Discussing the implications of the ALMA Scorecard for SDGs, Phumaphi argued that unlike the Millennium Development Goals, which were developed by multilaterals, SDGs were developed by the people. The SDGs are a shared value agenda; they are peoples’ goals, she added. Some of the things that governments have been doing to address this issue were pointed out by Phumaphi. These include mandating businesses to institute family-friendly policies; requiring health insurance plans for all families; mandating tax breaks and subsidies to encourage businesses and other entities to adopt family-friendly policies; providing public funding for family-friendly interventions and services; granting subsidies and funding for public education; funding and maintaining family-oriented public facilities; encouraging family- and youth-friendly policies among public agencies and services; and using its influence to encourage family-friendly policies. Phumaphi emphasized that because SDGs are peoples’ goals, it is essential for CEOs, CFOs, and managers of businesses to increase the value of their products and productivity levels within their companies and not to wait for the government. She added that the peoples’ goals are actually defined by that human capital that companies want to be able to produce at its best capacity within the organization.

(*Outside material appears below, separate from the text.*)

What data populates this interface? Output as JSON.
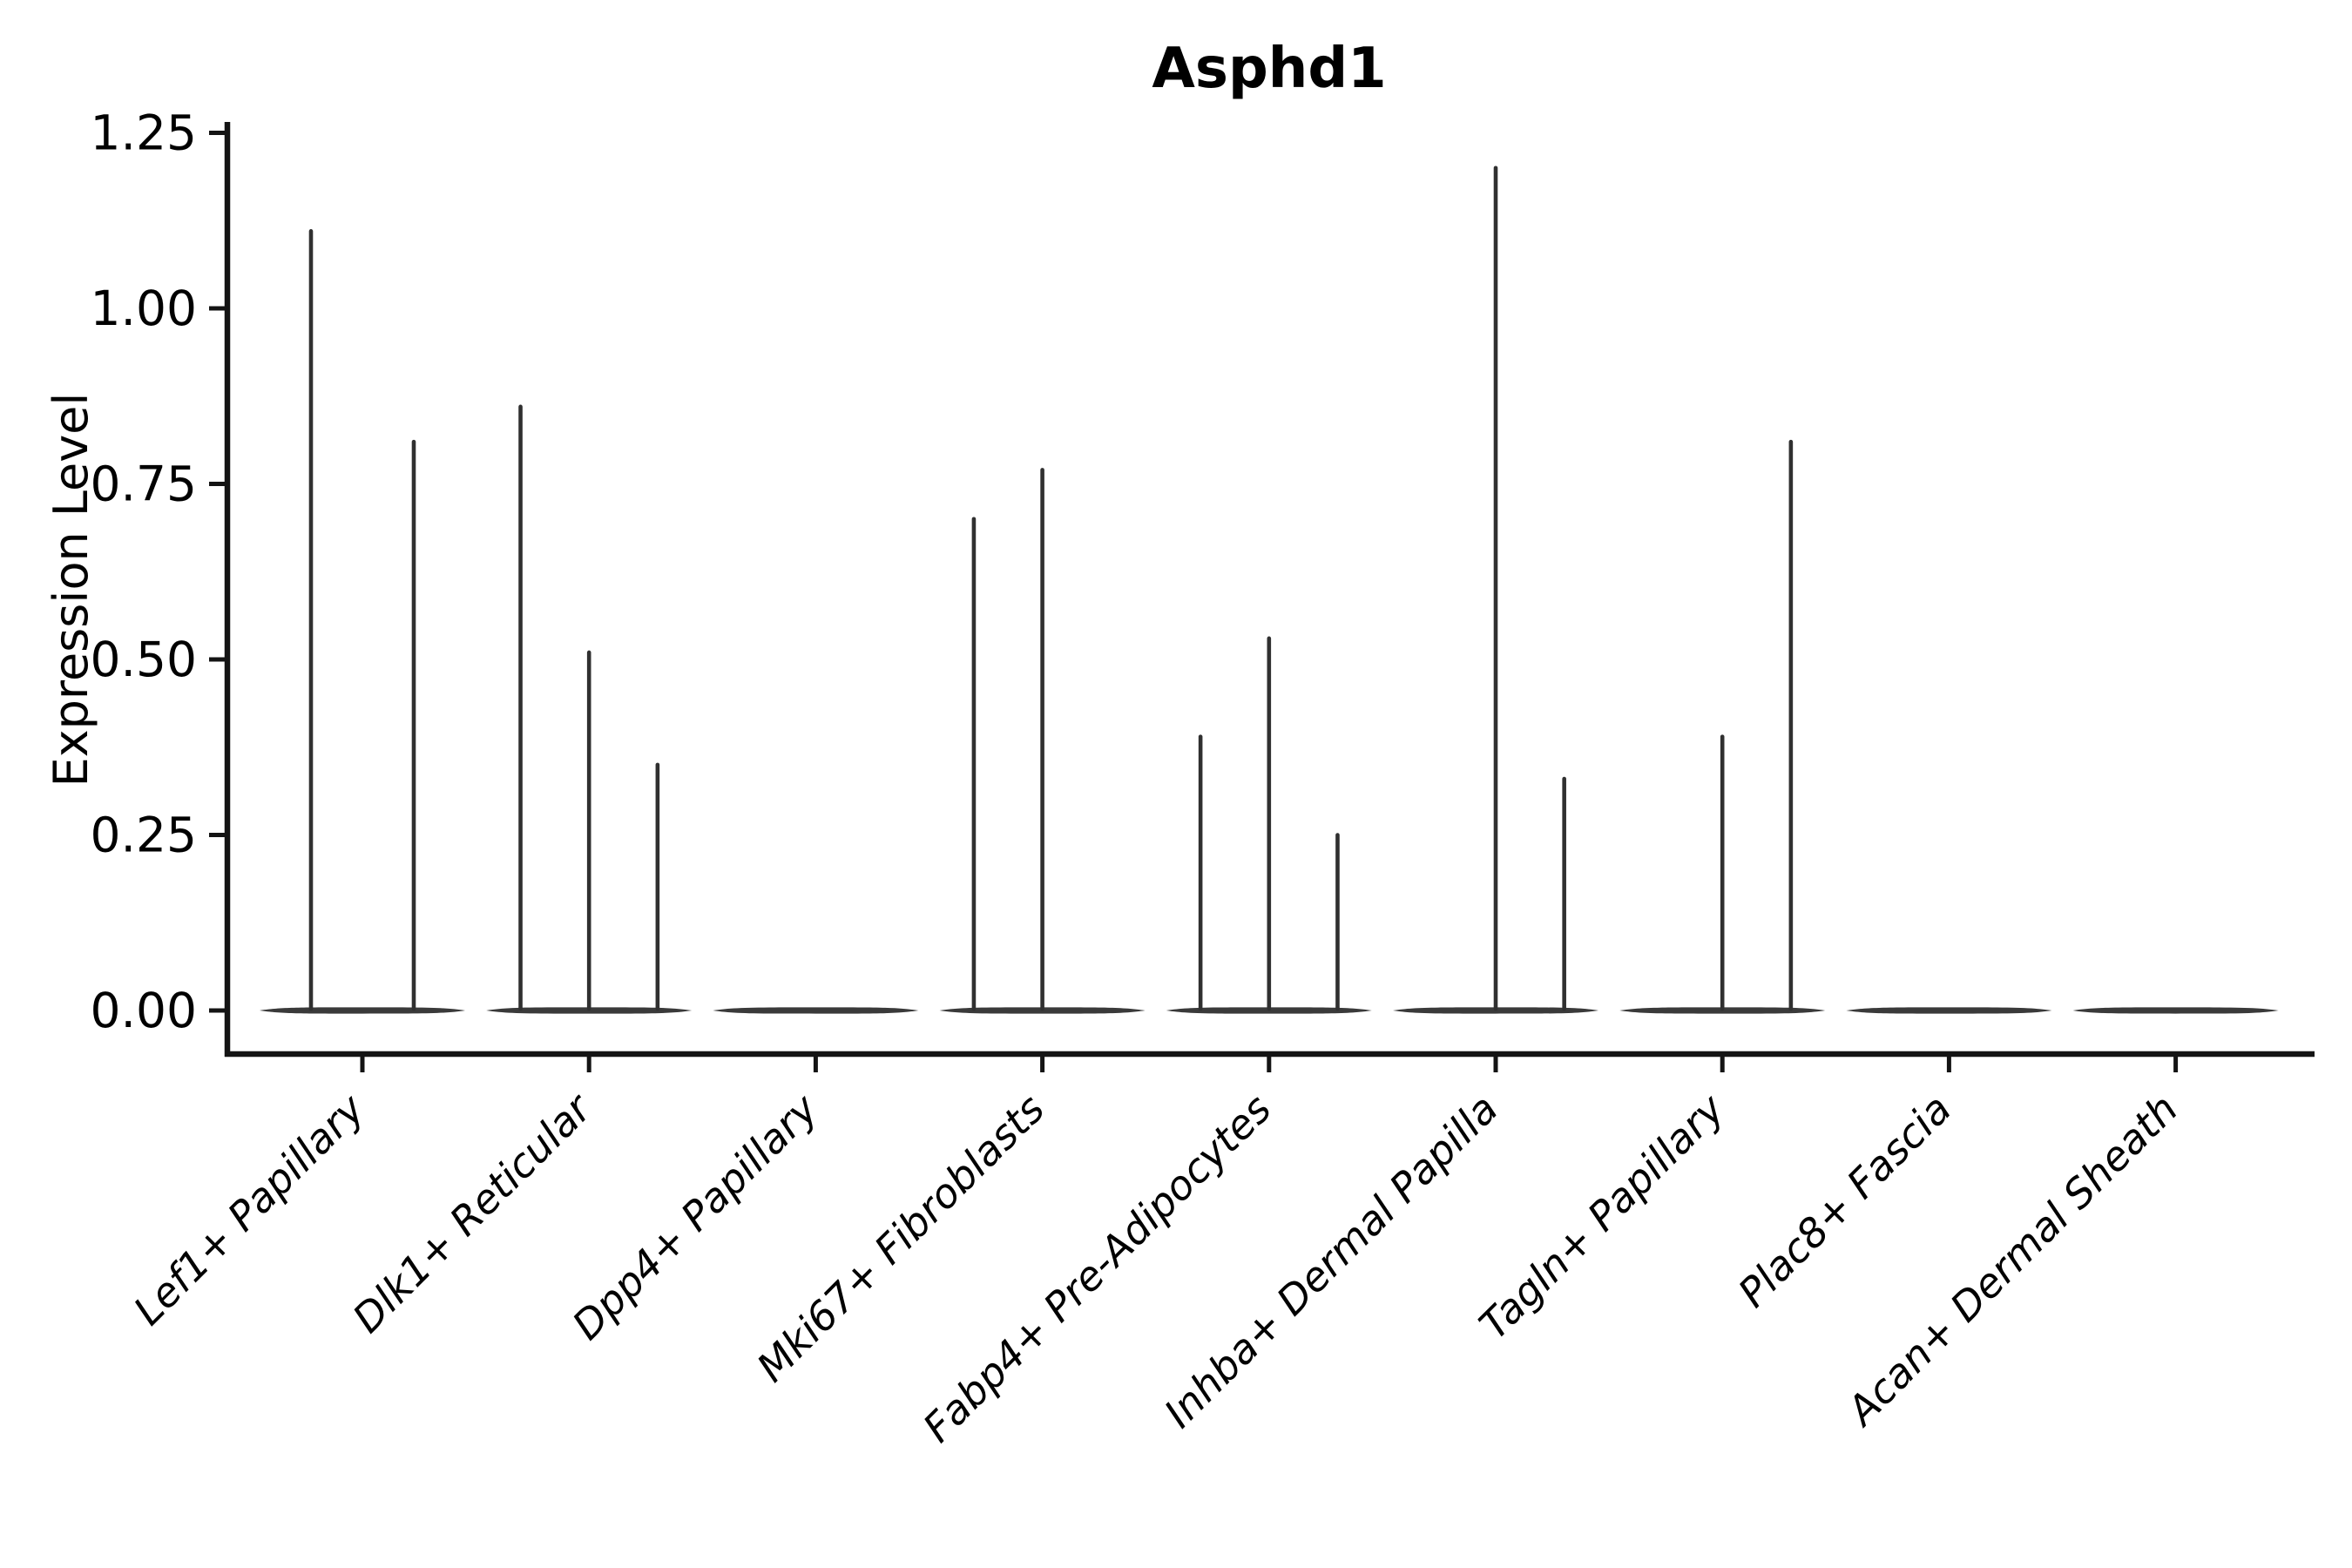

Phumaphi thinks that given the SDG era, a shared value approach to development and running of companies is essential. She pointed to SDG 3—Ensure healthy lives and promote well-being for all at all ages (UN General Assembly, 2015) and argued that the targets give an idea of the interests and concerns of people around the world. That is going to determine their productivity levels, and their ability and capacity to deliver that product and operate optimally, she added. Phumaphi suggested that the SDG era is the time for companies to work more closely with other corporations and institutions as well as governments and NGOs in defining this reporting, strategizing for results, and investing in people. It is also the time that companies need to ensure that the cycle of action and accountability is not limited to the area of financing and profit, but also assigned to the quality of human capital and the health of the communities in which they operate. She explained that the type of shared value matrix needed for the SDG era must be integrated into our accountability frameworks, as well as the ways in which we work, interact with our communities and society, and report.
Phumaphi said shared value is not just about profit making, but building a civilization that will not be threatened by instability. When Phumaphi was asked if integrating organization preparedness for crises
and developing indicators, and ways to report on them as part of a global plan to upgrade our preparedness as a society, may be necessary, she answered that it is absolutely critical and that the private sector has responsibilities in the shaping and facilitating of preparedness, enabling capacity to be developed, and supporting the building of that capacity.